Many people like the idea of living in a tiny home. They see it as a means of affordable housing that comes with the low fuss of a minimalist lifestyle. However, all successful tiny home owners understand that it is precisely because of the small size of the house that it requires a lot of work.
DIY is the cornerstone of tiny home living. Even designing your space requires a deep-dive into the tips and tricks to maximize small rooms. And it takes more than planning to achieve tiny home living. Here’s why.
Tiny house living is all about playing by your own rules. Instead of going the traditional route with an expensive apartment or home, you're setting up a different life to what most people know. As such, finding stock designs is not just difficult, but unwise.
Since you're choosing your own trail, your space should be designed according to the lifestyle you envision. When designing your own home, there may be aspects you can get readymade. However, your home for the most part will be built by you.
When you've got the bare bones of your tiny home, you're going to need to do the interior decorating and furnishing. Going To The store in the hopes of finding items that will perfectly fit in your tiny home will lead to disappointment. For better or worse, you're going to have to make a lot of the contents of your home.

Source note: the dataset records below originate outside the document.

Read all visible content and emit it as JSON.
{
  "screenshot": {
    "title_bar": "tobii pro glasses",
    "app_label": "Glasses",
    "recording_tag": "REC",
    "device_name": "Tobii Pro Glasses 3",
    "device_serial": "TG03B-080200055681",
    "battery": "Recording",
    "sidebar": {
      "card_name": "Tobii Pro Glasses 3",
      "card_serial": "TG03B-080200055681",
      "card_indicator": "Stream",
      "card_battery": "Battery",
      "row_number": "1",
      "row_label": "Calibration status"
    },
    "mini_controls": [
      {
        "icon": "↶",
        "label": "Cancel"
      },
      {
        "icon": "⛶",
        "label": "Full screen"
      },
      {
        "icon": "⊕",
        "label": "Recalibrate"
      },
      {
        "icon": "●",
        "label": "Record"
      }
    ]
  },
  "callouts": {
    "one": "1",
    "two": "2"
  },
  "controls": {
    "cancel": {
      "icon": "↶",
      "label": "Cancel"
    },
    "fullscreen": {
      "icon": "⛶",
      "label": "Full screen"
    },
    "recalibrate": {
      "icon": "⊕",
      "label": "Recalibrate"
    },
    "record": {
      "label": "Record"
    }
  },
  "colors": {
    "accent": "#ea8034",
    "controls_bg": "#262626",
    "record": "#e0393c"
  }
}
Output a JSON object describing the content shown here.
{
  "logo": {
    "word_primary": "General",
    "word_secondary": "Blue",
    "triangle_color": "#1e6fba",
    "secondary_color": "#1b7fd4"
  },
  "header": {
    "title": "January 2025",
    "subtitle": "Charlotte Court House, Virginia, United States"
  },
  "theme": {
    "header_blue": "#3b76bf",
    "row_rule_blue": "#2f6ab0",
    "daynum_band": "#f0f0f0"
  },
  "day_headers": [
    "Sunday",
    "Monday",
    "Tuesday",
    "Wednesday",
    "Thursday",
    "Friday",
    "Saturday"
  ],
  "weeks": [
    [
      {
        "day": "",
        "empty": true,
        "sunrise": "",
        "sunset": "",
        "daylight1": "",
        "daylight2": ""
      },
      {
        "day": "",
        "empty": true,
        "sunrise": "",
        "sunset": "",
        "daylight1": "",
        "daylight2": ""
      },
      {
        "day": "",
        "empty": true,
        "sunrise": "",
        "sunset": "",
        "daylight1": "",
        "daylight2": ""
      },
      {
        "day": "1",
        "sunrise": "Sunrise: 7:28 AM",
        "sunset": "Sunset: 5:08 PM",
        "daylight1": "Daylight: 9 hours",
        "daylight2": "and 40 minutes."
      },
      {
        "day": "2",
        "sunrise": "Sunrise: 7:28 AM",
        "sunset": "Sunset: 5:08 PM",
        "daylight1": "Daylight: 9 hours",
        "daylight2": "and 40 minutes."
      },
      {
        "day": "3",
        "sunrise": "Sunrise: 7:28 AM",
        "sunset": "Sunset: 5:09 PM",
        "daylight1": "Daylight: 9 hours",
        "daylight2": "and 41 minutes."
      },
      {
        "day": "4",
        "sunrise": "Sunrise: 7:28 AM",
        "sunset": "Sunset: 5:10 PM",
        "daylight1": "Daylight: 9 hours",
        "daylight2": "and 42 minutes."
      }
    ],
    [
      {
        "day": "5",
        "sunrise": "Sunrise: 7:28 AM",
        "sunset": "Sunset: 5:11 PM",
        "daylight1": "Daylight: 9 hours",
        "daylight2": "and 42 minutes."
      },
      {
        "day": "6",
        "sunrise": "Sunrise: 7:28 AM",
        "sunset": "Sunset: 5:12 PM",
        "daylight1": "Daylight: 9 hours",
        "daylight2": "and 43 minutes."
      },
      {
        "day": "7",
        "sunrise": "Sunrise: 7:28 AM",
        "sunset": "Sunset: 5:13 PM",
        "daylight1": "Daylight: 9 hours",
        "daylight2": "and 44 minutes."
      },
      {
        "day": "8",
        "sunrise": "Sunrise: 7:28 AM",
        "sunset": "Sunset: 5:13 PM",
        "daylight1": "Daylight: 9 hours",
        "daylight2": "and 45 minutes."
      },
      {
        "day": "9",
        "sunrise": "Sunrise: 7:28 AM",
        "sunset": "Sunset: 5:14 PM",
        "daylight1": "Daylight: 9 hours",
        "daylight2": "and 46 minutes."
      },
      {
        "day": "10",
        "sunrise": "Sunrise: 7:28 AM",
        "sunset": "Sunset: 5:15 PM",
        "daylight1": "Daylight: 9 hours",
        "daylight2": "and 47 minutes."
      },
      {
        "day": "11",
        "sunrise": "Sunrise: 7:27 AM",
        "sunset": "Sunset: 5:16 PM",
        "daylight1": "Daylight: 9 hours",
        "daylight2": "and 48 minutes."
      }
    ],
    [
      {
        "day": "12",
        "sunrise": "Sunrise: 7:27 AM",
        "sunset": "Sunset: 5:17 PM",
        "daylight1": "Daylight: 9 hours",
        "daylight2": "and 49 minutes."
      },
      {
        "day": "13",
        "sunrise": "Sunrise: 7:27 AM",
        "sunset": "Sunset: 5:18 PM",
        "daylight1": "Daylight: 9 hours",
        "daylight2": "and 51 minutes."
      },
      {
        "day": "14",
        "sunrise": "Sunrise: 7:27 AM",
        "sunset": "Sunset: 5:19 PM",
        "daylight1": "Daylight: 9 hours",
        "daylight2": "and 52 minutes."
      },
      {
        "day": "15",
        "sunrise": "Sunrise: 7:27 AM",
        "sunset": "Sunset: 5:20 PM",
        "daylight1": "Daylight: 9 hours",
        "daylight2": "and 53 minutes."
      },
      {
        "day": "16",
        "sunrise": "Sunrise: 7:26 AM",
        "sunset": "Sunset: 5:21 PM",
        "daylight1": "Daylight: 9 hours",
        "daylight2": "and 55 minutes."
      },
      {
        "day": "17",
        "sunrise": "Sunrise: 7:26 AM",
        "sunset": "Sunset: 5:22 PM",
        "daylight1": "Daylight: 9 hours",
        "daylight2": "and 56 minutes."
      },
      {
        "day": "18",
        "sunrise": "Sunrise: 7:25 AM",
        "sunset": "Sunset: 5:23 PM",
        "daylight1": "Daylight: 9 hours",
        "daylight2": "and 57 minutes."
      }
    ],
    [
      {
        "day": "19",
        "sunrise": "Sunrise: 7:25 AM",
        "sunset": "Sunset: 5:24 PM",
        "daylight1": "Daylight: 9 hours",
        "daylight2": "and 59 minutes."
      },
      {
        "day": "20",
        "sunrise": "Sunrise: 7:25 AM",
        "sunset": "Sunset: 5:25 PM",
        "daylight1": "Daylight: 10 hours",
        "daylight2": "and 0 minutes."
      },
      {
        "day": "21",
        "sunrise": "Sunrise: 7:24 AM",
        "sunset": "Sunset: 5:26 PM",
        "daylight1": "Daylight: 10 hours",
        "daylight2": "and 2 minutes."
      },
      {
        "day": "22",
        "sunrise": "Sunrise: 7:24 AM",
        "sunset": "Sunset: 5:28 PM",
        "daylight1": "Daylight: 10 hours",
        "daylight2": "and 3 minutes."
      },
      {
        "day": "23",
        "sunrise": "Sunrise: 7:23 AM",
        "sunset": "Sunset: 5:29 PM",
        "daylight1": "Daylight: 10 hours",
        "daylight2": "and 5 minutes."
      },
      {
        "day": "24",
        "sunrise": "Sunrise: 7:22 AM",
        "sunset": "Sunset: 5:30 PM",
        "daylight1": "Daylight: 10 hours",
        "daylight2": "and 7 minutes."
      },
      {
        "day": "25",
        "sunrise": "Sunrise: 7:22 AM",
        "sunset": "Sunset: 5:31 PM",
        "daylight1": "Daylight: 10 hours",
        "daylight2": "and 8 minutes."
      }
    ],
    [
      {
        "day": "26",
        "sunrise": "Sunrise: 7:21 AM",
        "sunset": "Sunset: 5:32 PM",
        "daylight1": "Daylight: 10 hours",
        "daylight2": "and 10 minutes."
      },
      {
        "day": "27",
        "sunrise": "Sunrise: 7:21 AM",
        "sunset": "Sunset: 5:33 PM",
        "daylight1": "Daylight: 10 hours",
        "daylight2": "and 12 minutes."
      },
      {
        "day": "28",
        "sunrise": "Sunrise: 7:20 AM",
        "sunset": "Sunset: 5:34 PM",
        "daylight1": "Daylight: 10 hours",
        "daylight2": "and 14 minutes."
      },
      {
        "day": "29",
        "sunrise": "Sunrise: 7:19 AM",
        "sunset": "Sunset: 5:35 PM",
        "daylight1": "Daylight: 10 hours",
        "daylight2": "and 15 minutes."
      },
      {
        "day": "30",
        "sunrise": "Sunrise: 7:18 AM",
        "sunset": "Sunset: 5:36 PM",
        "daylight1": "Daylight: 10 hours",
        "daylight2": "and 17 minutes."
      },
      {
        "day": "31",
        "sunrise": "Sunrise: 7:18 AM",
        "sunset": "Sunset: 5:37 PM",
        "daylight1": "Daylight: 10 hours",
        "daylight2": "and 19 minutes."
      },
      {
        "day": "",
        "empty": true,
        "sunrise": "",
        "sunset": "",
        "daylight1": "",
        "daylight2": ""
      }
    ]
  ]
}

There will be some pieces that are perfect. With the increasing popularity of the tiny home movement, it is also becoming easier to find people and businesses who design things specifically for tiny homes. However, as with the space itself, your dream tiny home will require a lot of custom input.
There are a few reasons to choose a tiny home, but one of the big ones is sustainability. Living in a tiny home minimizes the space you take up. It ensures you don’t waste money and resources on contents for a home much larger than you realistically need. It should also significantly lower your carbon footprint.
But your carbon footprint won’t lower itself. While tiny home living is in itself a more sustainable option, it is the way you approach your life that truly leads to increased sustainability. In a tiny home, you can and should consider making the most of the resources at your disposal. For this, you will need to put in the legwork.
Some people are put off by the thought of having to take care of their own plumbing, electricity, and everything else. The people who are truly cut out for tiny home living understand that they will need to do this kind of work. Those who are not ready to do so are probably not ready to live in a tiny home.
Another reason DIY is at the heart of tiny home living is that tiny homes are not meant to be one-and-done projects. Unlike a big home which sticks to the same basic foundations for decades, a tiny home is supposed to evolve according to your changing needs. In the first place, you cannot know exactly how your home will feel until you live in it, and so you may have to make changes early on.
As you continue to live in your tiny home, your life will change in many ways. You will start to have different priorities and needs, especially if you have kids. Tiny homes do not have the space to reflect all eras of your life so far. You may need to regularly redesign and rebuild parts of your home.
DIY is the cornerstone of tiny home living. If you're not ready to put in the work, a tiny house is probably not for you. That may not always be the case, but until you fall in love with the idea of living in a space of your own making, you might need to put off your big move.